De acordo com informações repassadas pela família, a medida foi solicitada após o registro formal da ocorrência. A Justiça acatou o pedido e estabeleceu restrições imediatas ao investigado, como o afastamento da vítima e a proibição de aproximação ou comunicação por qualquer meio.

Na mesma decisão, a magistrada responsável fixou o prazo de 30 dias para que a autoridade policial apresente a conclusão do inquérito, com o detalhamento das apurações e eventual responsabilização do suspeito.

Denúncia

Segundo a denúncia, o investigado teria se aproveitado da relação de confiança com a família para se aproximar da jovem. Ele frequentava o mesmo ambiente religioso e mantinha proximidade com os familiares, incluindo o pai da vítima. O caso teria ocorrido no último mês de março.
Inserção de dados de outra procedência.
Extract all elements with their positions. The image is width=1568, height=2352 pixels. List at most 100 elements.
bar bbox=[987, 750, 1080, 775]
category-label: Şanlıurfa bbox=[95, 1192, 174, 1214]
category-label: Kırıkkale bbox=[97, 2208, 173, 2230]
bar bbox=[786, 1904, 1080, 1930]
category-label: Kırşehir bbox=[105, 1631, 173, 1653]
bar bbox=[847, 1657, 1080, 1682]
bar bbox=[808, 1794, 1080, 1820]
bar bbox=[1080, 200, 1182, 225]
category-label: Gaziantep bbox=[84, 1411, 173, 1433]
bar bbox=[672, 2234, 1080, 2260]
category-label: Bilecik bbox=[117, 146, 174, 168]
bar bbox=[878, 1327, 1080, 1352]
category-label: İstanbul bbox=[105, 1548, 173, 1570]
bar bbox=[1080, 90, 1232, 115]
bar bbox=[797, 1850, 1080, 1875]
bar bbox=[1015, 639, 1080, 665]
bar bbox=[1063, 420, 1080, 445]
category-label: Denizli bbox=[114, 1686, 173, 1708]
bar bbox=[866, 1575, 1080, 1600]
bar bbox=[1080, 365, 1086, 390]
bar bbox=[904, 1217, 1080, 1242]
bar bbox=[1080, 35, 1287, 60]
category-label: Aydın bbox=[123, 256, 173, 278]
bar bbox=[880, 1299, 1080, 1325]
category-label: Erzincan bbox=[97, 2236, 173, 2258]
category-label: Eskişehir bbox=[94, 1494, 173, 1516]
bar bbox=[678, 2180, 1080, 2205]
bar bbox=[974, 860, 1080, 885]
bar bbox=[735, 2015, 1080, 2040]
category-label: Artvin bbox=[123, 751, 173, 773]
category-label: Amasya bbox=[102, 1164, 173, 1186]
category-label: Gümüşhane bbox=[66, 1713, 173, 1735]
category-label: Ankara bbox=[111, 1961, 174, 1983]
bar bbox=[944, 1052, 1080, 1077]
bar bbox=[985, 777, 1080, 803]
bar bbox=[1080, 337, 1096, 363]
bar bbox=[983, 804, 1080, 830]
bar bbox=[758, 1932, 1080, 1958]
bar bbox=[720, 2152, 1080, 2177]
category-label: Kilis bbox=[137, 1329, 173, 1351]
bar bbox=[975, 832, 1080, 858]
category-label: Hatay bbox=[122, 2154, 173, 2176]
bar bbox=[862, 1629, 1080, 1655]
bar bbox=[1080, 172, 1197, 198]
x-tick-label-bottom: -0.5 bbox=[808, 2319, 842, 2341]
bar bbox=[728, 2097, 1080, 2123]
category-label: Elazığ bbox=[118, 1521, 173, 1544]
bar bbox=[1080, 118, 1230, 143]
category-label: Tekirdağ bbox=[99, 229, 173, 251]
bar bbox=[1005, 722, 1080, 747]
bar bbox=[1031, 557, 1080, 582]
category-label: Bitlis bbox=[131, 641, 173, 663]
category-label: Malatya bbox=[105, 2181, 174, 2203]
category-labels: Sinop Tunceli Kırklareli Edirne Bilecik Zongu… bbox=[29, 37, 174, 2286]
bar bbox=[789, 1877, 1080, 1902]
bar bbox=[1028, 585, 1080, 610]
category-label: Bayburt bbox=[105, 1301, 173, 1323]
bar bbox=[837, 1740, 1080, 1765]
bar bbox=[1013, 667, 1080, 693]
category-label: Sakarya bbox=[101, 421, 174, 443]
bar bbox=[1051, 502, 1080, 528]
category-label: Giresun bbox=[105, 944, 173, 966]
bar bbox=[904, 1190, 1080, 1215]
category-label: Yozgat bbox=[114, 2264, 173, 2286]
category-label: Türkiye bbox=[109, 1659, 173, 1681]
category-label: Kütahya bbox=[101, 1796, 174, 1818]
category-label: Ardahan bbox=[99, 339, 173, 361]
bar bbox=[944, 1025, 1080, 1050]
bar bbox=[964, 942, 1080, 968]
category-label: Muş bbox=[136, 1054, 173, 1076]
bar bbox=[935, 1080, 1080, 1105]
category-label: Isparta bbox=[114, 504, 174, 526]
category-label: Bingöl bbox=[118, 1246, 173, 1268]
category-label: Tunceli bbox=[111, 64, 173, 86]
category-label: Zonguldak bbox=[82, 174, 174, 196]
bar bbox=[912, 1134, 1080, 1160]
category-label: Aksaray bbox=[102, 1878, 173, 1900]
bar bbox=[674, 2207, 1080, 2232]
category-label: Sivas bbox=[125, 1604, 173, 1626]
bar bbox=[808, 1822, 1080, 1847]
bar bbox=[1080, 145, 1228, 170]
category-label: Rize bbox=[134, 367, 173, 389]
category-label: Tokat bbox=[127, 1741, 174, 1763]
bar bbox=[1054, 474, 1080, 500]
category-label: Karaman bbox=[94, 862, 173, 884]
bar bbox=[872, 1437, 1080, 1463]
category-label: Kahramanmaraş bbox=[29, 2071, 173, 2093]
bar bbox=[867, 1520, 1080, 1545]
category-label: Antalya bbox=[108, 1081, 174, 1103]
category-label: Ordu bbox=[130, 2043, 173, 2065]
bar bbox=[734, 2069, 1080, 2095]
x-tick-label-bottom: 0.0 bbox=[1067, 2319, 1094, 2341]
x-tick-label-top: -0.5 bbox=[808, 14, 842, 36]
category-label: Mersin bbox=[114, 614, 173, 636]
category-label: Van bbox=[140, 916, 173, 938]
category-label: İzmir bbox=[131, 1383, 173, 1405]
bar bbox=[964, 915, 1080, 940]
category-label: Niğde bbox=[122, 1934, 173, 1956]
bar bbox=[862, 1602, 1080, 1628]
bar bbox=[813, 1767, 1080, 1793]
Durante o episódio, o homem teria oferecido uma bebida à jovem, que não chegou a ser ingerida. Ainda assim, a vítima relatou ter experimentado um estado de confusão mental, descrito como um “transe”, momento em que o suspeito teria ultrapassado limites físicos, com toques sem consentimento.

O ato não foi consumado porque a jovem conseguiu reagir e interromper a situação.